A research team led by University of Macau (UM) Rector and Director Song Yonghua (aka Yonghua Song) at the State Key Laboratory of Internet of Things for Smart City (SKL-IOTSC) recently proposed technical pathways for accelerating the progress towards carbon neutrality in Macau’s energy system, according to a statement from the public university.
Titled “Typical Pathways towards Carbon Neutrality in Smart City Energy Systems: The Case of Macao”, the study was published in the Bulletin of Chinese Academy of Sciences, a media journal of the National Science Think Tank.
4 pathways
According to the statement, four technical pathways were suggested:
First, considering Macau’s high electricity consumption, the city should focus on “demand-side management” and reduce the city’s direct carbon emissions through technical means such as electrification of land transport are necessary, according to the statement.
Second, the statement said that regarding the urban land resources’ shortages, the effective use of space resources, e.g., urban buildings’ roofs, is needed to develop clean energy sources such as “distributed solar power generation” for a clean alternative to local power generation and to reduce the direct carbon emissions it brings.
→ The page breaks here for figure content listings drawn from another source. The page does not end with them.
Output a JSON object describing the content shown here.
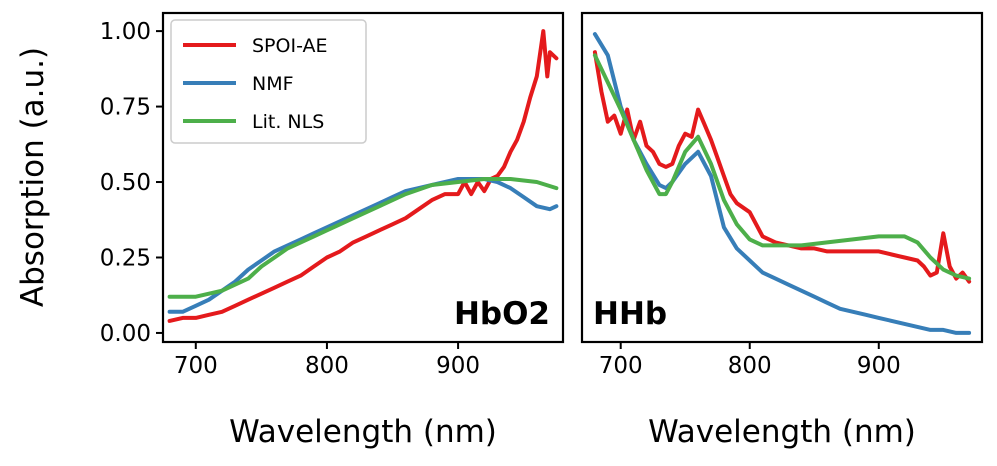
{
  "chart_data": [
    {
      "type": "line",
      "panel_label": "HbO2",
      "xlabel": "Wavelength (nm)",
      "ylabel": "Absorption (a.u.)",
      "xlim": [
        675,
        980
      ],
      "ylim": [
        -0.03,
        1.06
      ],
      "xticks": [
        700,
        800,
        900
      ],
      "xtick_labels": [
        "700",
        "800",
        "900"
      ],
      "yticks": [
        0,
        0.25,
        0.5,
        0.75,
        1.0
      ],
      "ytick_labels": [
        "0.00",
        "0.25",
        "0.50",
        "0.75",
        "1.00"
      ],
      "legend": {
        "location": "upper-left",
        "entries": [
          "SPOI-AE",
          "NMF",
          "Lit. NLS"
        ]
      },
      "series": [
        {
          "name": "SPOI-AE",
          "color": "#e41a1c",
          "x": [
            680,
            690,
            700,
            710,
            720,
            730,
            740,
            750,
            760,
            770,
            780,
            790,
            800,
            810,
            820,
            830,
            840,
            850,
            860,
            870,
            880,
            890,
            900,
            905,
            910,
            915,
            920,
            925,
            930,
            935,
            940,
            945,
            950,
            955,
            960,
            962,
            965,
            968,
            970,
            975
          ],
          "y": [
            0.04,
            0.05,
            0.05,
            0.06,
            0.07,
            0.09,
            0.11,
            0.13,
            0.15,
            0.17,
            0.19,
            0.22,
            0.25,
            0.27,
            0.3,
            0.32,
            0.34,
            0.36,
            0.38,
            0.41,
            0.44,
            0.46,
            0.46,
            0.5,
            0.46,
            0.5,
            0.47,
            0.51,
            0.52,
            0.55,
            0.6,
            0.64,
            0.7,
            0.78,
            0.85,
            0.91,
            1.0,
            0.85,
            0.93,
            0.91
          ]
        },
        {
          "name": "NMF",
          "color": "#377eb8",
          "x": [
            680,
            690,
            700,
            710,
            720,
            730,
            740,
            750,
            760,
            770,
            780,
            790,
            800,
            810,
            820,
            830,
            840,
            850,
            860,
            870,
            880,
            890,
            900,
            910,
            920,
            930,
            940,
            950,
            960,
            970,
            975
          ],
          "y": [
            0.07,
            0.07,
            0.09,
            0.11,
            0.14,
            0.17,
            0.21,
            0.24,
            0.27,
            0.29,
            0.31,
            0.33,
            0.35,
            0.37,
            0.39,
            0.41,
            0.43,
            0.45,
            0.47,
            0.48,
            0.49,
            0.5,
            0.51,
            0.51,
            0.51,
            0.5,
            0.48,
            0.45,
            0.42,
            0.41,
            0.42
          ]
        },
        {
          "name": "Lit. NLS",
          "color": "#4daf4a",
          "x": [
            680,
            700,
            720,
            740,
            750,
            760,
            770,
            780,
            790,
            800,
            810,
            820,
            840,
            860,
            880,
            900,
            920,
            940,
            960,
            975
          ],
          "y": [
            0.12,
            0.12,
            0.14,
            0.18,
            0.22,
            0.25,
            0.28,
            0.3,
            0.32,
            0.34,
            0.36,
            0.38,
            0.42,
            0.46,
            0.49,
            0.5,
            0.51,
            0.51,
            0.5,
            0.48
          ]
        }
      ]
    },
    {
      "type": "line",
      "panel_label": "HHb",
      "xlabel": "Wavelength (nm)",
      "ylabel": "",
      "xlim": [
        670,
        980
      ],
      "ylim": [
        -0.03,
        1.06
      ],
      "xticks": [
        700,
        800,
        900
      ],
      "xtick_labels": [
        "700",
        "800",
        "900"
      ],
      "series": [
        {
          "name": "SPOI-AE",
          "color": "#e41a1c",
          "x": [
            680,
            685,
            690,
            695,
            700,
            705,
            710,
            715,
            720,
            725,
            730,
            735,
            740,
            745,
            750,
            755,
            760,
            765,
            770,
            775,
            780,
            785,
            790,
            800,
            810,
            820,
            830,
            840,
            850,
            860,
            870,
            880,
            890,
            900,
            910,
            920,
            930,
            935,
            940,
            945,
            950,
            955,
            960,
            965,
            970
          ],
          "y": [
            0.93,
            0.8,
            0.7,
            0.72,
            0.66,
            0.74,
            0.64,
            0.7,
            0.62,
            0.6,
            0.56,
            0.55,
            0.56,
            0.62,
            0.66,
            0.65,
            0.74,
            0.69,
            0.64,
            0.58,
            0.52,
            0.46,
            0.43,
            0.4,
            0.32,
            0.3,
            0.29,
            0.28,
            0.28,
            0.27,
            0.27,
            0.27,
            0.27,
            0.27,
            0.26,
            0.25,
            0.24,
            0.22,
            0.19,
            0.2,
            0.33,
            0.22,
            0.18,
            0.2,
            0.17
          ]
        },
        {
          "name": "NMF",
          "color": "#377eb8",
          "x": [
            680,
            690,
            700,
            710,
            720,
            730,
            735,
            740,
            750,
            760,
            770,
            780,
            790,
            800,
            810,
            820,
            830,
            840,
            850,
            860,
            870,
            880,
            890,
            900,
            910,
            920,
            930,
            940,
            950,
            960,
            970
          ],
          "y": [
            0.99,
            0.92,
            0.75,
            0.64,
            0.56,
            0.49,
            0.48,
            0.5,
            0.56,
            0.6,
            0.52,
            0.35,
            0.28,
            0.24,
            0.2,
            0.18,
            0.16,
            0.14,
            0.12,
            0.1,
            0.08,
            0.07,
            0.06,
            0.05,
            0.04,
            0.03,
            0.02,
            0.01,
            0.01,
            0.0,
            0.0
          ]
        },
        {
          "name": "Lit. NLS",
          "color": "#4daf4a",
          "x": [
            680,
            690,
            700,
            710,
            720,
            730,
            735,
            740,
            750,
            760,
            770,
            780,
            790,
            800,
            810,
            820,
            830,
            840,
            860,
            880,
            900,
            910,
            920,
            930,
            940,
            950,
            960,
            970
          ],
          "y": [
            0.92,
            0.83,
            0.74,
            0.64,
            0.54,
            0.46,
            0.46,
            0.5,
            0.6,
            0.65,
            0.56,
            0.44,
            0.36,
            0.31,
            0.29,
            0.29,
            0.29,
            0.29,
            0.3,
            0.31,
            0.32,
            0.32,
            0.32,
            0.3,
            0.25,
            0.21,
            0.19,
            0.18
          ]
        }
      ]
    }
  ]
}
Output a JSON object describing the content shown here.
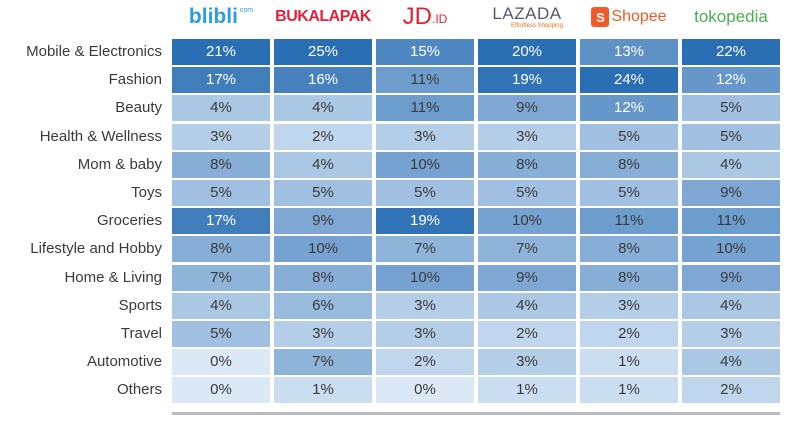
{
  "chart_data": {
    "type": "table",
    "columns": [
      {
        "name": "blibli",
        "logo_text": "blibli",
        "logo_sup": ".com",
        "color": "#2f9be0"
      },
      {
        "name": "Bukalapak",
        "logo_text": "BUKALAPAK",
        "color": "#e1223a"
      },
      {
        "name": "JD.ID",
        "logo_text": "JD",
        "logo_sub": ".ID",
        "color": "#e12431"
      },
      {
        "name": "Lazada",
        "logo_text": "LAZADA",
        "logo_sub": "Effortless Shopping",
        "color": "#555a66"
      },
      {
        "name": "Shopee",
        "logo_text": "Shopee",
        "color": "#f05a2a"
      },
      {
        "name": "tokopedia",
        "logo_text": "tokopedia",
        "color": "#4caf50"
      }
    ],
    "rows": [
      {
        "label": "Mobile & Electronics",
        "values": [
          "21%",
          "25%",
          "15%",
          "20%",
          "13%",
          "22%"
        ]
      },
      {
        "label": "Fashion",
        "values": [
          "17%",
          "16%",
          "11%",
          "19%",
          "24%",
          "12%"
        ]
      },
      {
        "label": "Beauty",
        "values": [
          "4%",
          "4%",
          "11%",
          "9%",
          "12%",
          "5%"
        ]
      },
      {
        "label": "Health & Wellness",
        "values": [
          "3%",
          "2%",
          "3%",
          "3%",
          "5%",
          "5%"
        ]
      },
      {
        "label": "Mom & baby",
        "values": [
          "8%",
          "4%",
          "10%",
          "8%",
          "8%",
          "4%"
        ]
      },
      {
        "label": "Toys",
        "values": [
          "5%",
          "5%",
          "5%",
          "5%",
          "5%",
          "9%"
        ]
      },
      {
        "label": "Groceries",
        "values": [
          "17%",
          "9%",
          "19%",
          "10%",
          "11%",
          "11%"
        ]
      },
      {
        "label": "Lifestyle and Hobby",
        "values": [
          "8%",
          "10%",
          "7%",
          "7%",
          "8%",
          "10%"
        ]
      },
      {
        "label": "Home & Living",
        "values": [
          "7%",
          "8%",
          "10%",
          "9%",
          "8%",
          "9%"
        ]
      },
      {
        "label": "Sports",
        "values": [
          "4%",
          "6%",
          "3%",
          "4%",
          "3%",
          "4%"
        ]
      },
      {
        "label": "Travel",
        "values": [
          "5%",
          "3%",
          "3%",
          "2%",
          "2%",
          "3%"
        ]
      },
      {
        "label": "Automotive",
        "values": [
          "0%",
          "7%",
          "2%",
          "3%",
          "1%",
          "4%"
        ]
      },
      {
        "label": "Others",
        "values": [
          "0%",
          "1%",
          "0%",
          "1%",
          "1%",
          "2%"
        ]
      }
    ],
    "color_scale": {
      "dark": "#2a6eb3",
      "light": "#dbe9f7",
      "text_dark": "#ffffff",
      "text_light": "#3a3a3a"
    }
  }
}
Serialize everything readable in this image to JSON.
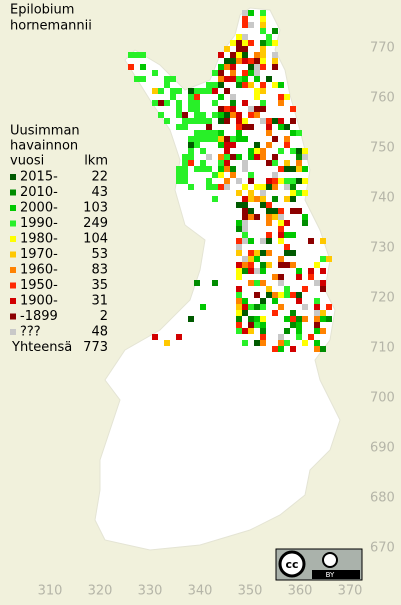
{
  "title": [
    "Epilobium",
    "hornemannii"
  ],
  "legend": {
    "header": [
      "Uusimman",
      "havainnon",
      "vuosi"
    ],
    "count_header": "lkm",
    "items": [
      {
        "label": "2015-",
        "count": 22,
        "color": "#005a00"
      },
      {
        "label": "2010-",
        "count": 43,
        "color": "#008c00"
      },
      {
        "label": "2000-",
        "count": 103,
        "color": "#00c800"
      },
      {
        "label": "1990-",
        "count": 249,
        "color": "#28f028"
      },
      {
        "label": "1980-",
        "count": 104,
        "color": "#ffff00"
      },
      {
        "label": "1970-",
        "count": 53,
        "color": "#ffc800"
      },
      {
        "label": "1960-",
        "count": 83,
        "color": "#ff8200"
      },
      {
        "label": "1950-",
        "count": 35,
        "color": "#ff2800"
      },
      {
        "label": "1900-",
        "count": 31,
        "color": "#d20000"
      },
      {
        "label": "-1899",
        "count": 2,
        "color": "#8c0000"
      },
      {
        "label": "???",
        "count": 48,
        "color": "#c8c8c8"
      }
    ],
    "total_label": "Yhteensä",
    "total": 773
  },
  "axes": {
    "xticks": [
      310,
      320,
      330,
      340,
      350,
      360,
      370
    ],
    "yticks": [
      670,
      680,
      690,
      700,
      710,
      720,
      730,
      740,
      750,
      760,
      770
    ]
  },
  "license": {
    "logo": "cc",
    "badge": "BY"
  }
}
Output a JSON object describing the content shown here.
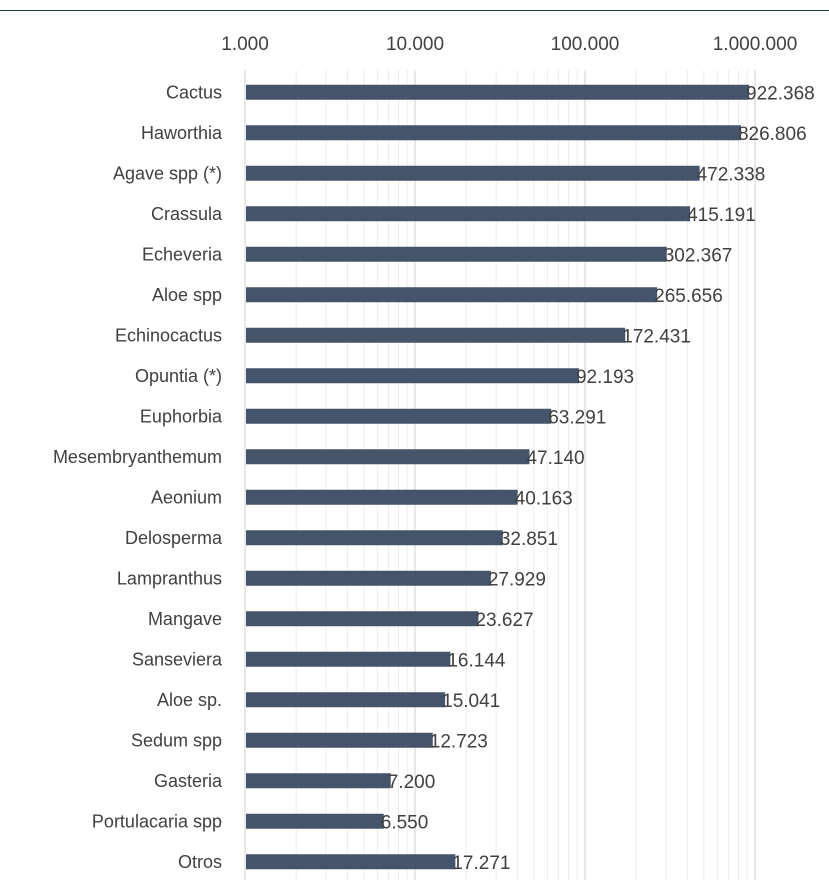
{
  "chart_data": {
    "type": "bar",
    "orientation": "horizontal",
    "x_scale": "log",
    "xlim": [
      1000,
      1000000
    ],
    "x_ticks": [
      1000,
      10000,
      100000,
      1000000
    ],
    "x_tick_labels": [
      "1.000",
      "10.000",
      "100.000",
      "1.000.000"
    ],
    "x_axis_position": "top",
    "grid": true,
    "bar_color": "#44546a",
    "categories": [
      "Cactus",
      "Haworthia",
      "Agave spp (*)",
      "Crassula",
      "Echeveria",
      "Aloe spp",
      "Echinocactus",
      "Opuntia (*)",
      "Euphorbia",
      "Mesembryanthemum",
      "Aeonium",
      "Delosperma",
      "Lampranthus",
      "Mangave",
      "Sanseviera",
      "Aloe sp.",
      "Sedum spp",
      "Gasteria",
      "Portulacaria spp",
      "Otros"
    ],
    "values": [
      922368,
      826806,
      472338,
      415191,
      302367,
      265656,
      172431,
      92193,
      63291,
      47140,
      40163,
      32851,
      27929,
      23627,
      16144,
      15041,
      12723,
      7200,
      6550,
      17271
    ],
    "value_labels": [
      "922.368",
      "826.806",
      "472.338",
      "415.191",
      "302.367",
      "265.656",
      "172.431",
      "92.193",
      "63.291",
      "47.140",
      "40.163",
      "32.851",
      "27.929",
      "23.627",
      "16.144",
      "15.041",
      "12.723",
      "7.200",
      "6.550",
      "17.271"
    ]
  }
}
Third, the statement added that concerning the “large amount of purchased electricity consumed”, Macau must “actively participate in green electricity trading and provide ancillary services in the electricity market of the China Southern Power Grid” to consume green electricity and offer “carbon sink resources for the external power grid” to take up more important responsibilities in the whole energy supply chain and achieve carbon neutrality.
Fourth, “the Internet of Things [IoT], big data, and artificial intelligence (AI) technologies must be used to achieve scientific planning, operation, and control of integrated urban energy systems, in order to support the effective integration and application of various urban carbon neutral technologies”, the statement pointed out.
Based on the four pathways, the statement noted that the team predicts that from 2025 onwards, the city’s direct local carbon emissions will fall each year with the promotion of technologies including the hydrogenation* of marine transport and low carbon buildings. Simultaneously, Macau’s electricity grid will start to provide “ancillary services to the China Southern Power Grid, resulting in a year-on-year increase in carbon sink resources”.
The statement noted that by around 2050, Macau’s direct local carbon emissions from fossil energy combustion “will be offset by the carbon sink resources it provides, achieving carbon neutrality in Macau’s local carbon emissions”. The statement added that since the local government can offer “economic incentives” for the local electricity grid to purchase green electricity from external sources, it is expected that Macau’s “indirect carbon emissions from external electricity purchases will be neutralised before 2050”.
The research team, according to the statement, “believes that Macau has the basic conditions to take the lead in achieving carbon neutrality among other cities” in the mainland. With the central and the local governments’ policy guidance, the public’s participation and support, and driven by advanced energy technologies, Macau “has the potential to develop into a pioneering demonstration city for carbon neutrality in China”.
The study’s authors are Prof. Song, Assistant Prof. Zhang Hongcai and PhD student Chen Ge. The study’s full version, in Chinese with an English abstract, can be viewed at http://www.bulletin.cas.cn/zgkxyyk/ch/reader/create_pdf.aspx?file_no=2022Y020&flag=1&year_id=&quarter_id=
* The chemical reaction of hydrogen with another substance, especially with an unsaturated organic compound, and usually under the influence of temperature, pressure and catalysts. Source: Wiktionary
This image provided by the University of Macau (UM) shows the aggregation and optimisation of flexibility resources (top) and the prediction of direct carbon emissions by Macau’s energy system (2021—2060) [bottom].